Well the reason for the ZenBook tag is because there's a MacBook tag, but I'm not sure of the validity of that.
The MacBook tag is useful because MacBooks are "special": they have special firmware, special BIOSes, and exclusive hardware. Because of that, they generally need different instructions to get working.
ZenBooks are really nice laptops, but they're not "special" in the same sense MacBooks are. The BIOS is probably by PHOENIX, the firmware is normal UEFI, and you'd probably find much of the same hardware in a Dell or HP.
For most questions, the ZenBook is the same as any other PC. Slightly different hardware, sure, but installation instructions for a Dell Latitude E6430 should apply to the ZenBook UX501VW. Macs just don't follow that pattern, annoyingly.
Now, it can be argued that MacBook is fairly specific. Why have it when we could have just Mac? Well, this is my argument for that. The MacBook is really three separate products: Pro, Air, and the recently revived normal version. Each of these lines has its own generations. The ZenBook has plenty of laptops that take its name, but I see only two separate lines, if they can even be separated as such (clamshell and convertible). They're just models under the same product line.
Maybe asus-laptop would work, but that could just be replaced with asus and laptop used in the same question.
OK, so we do have other specific tags, like dell-mini-9 and dell-mini-10, but I wasn't around when those were created, so there's not much I can say against those, as I don't know the reasoning. This discussion is also about the ZenBook tag, not Dell.
My opinion on that tag is "no." Sure it's useful for intense indexing, but the reason for it just doesn't make sense. And if we follow the reasoning that because one model has a tag, this one should too, we'd have so many tags that almost every question would have its own.
MacBooks belong in a separate area, because they're weird to troubleshoot and use on Ubuntu. MacBooks are also really popular, so it's nice to have them organized like that.
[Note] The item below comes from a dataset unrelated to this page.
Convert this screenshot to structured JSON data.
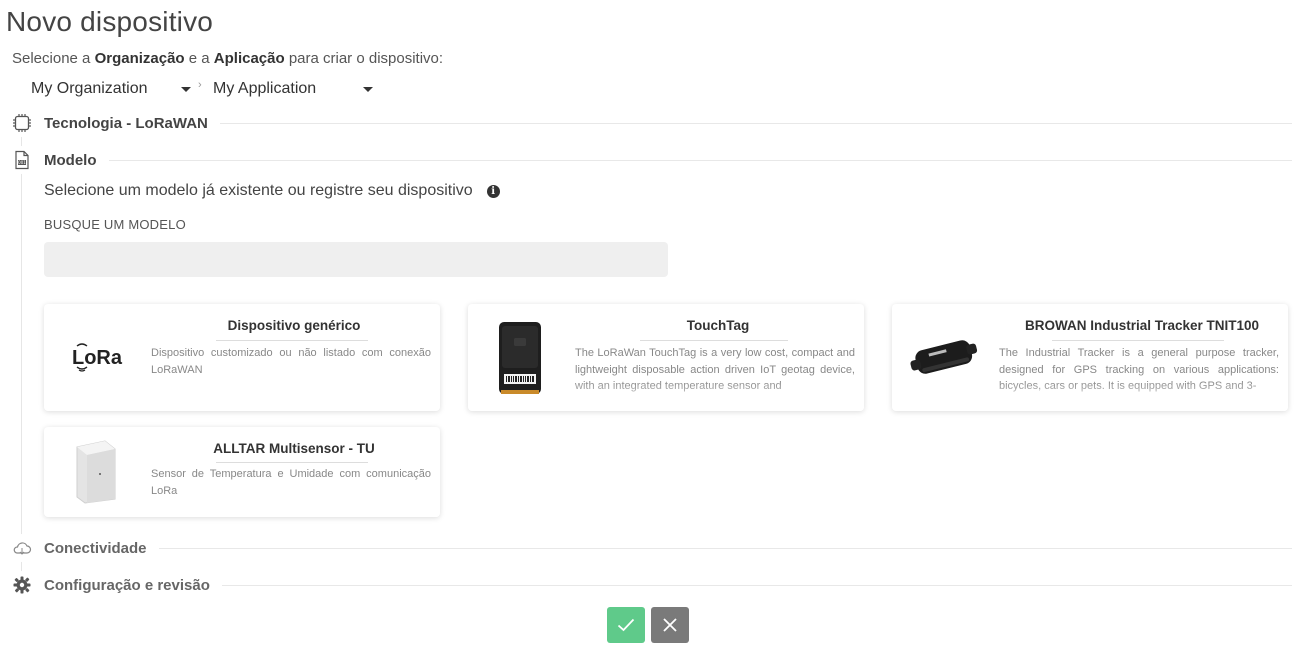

ZenBooks aren't so popular, so there are fewer questions we have to keep track of, and I think just the asus tag is enough.
I did see that there are also tags for the Pro and Air, but again, MacBooks are really popular, and it's nice to have such a proprietary device tagged as such. ZenBooks just aren't as popular. A search for "zenbook" yields 255 results. A search for MacBook yields 3,053, which is quite a bit more.
Conclusion (hopefully?): MacBooks have a tag, and that tag is useful because of their popularity; it's good for organization. At this point, I don't think ZenBooks have enough questions to merit a specific tag.
And I do want to repeat. I know there are specific tags with fewer matches than zenbook. I wasn't there to argue against them, so I'm not going to. However, I am here to argue against the ZenBook tag, so I'm doing just that.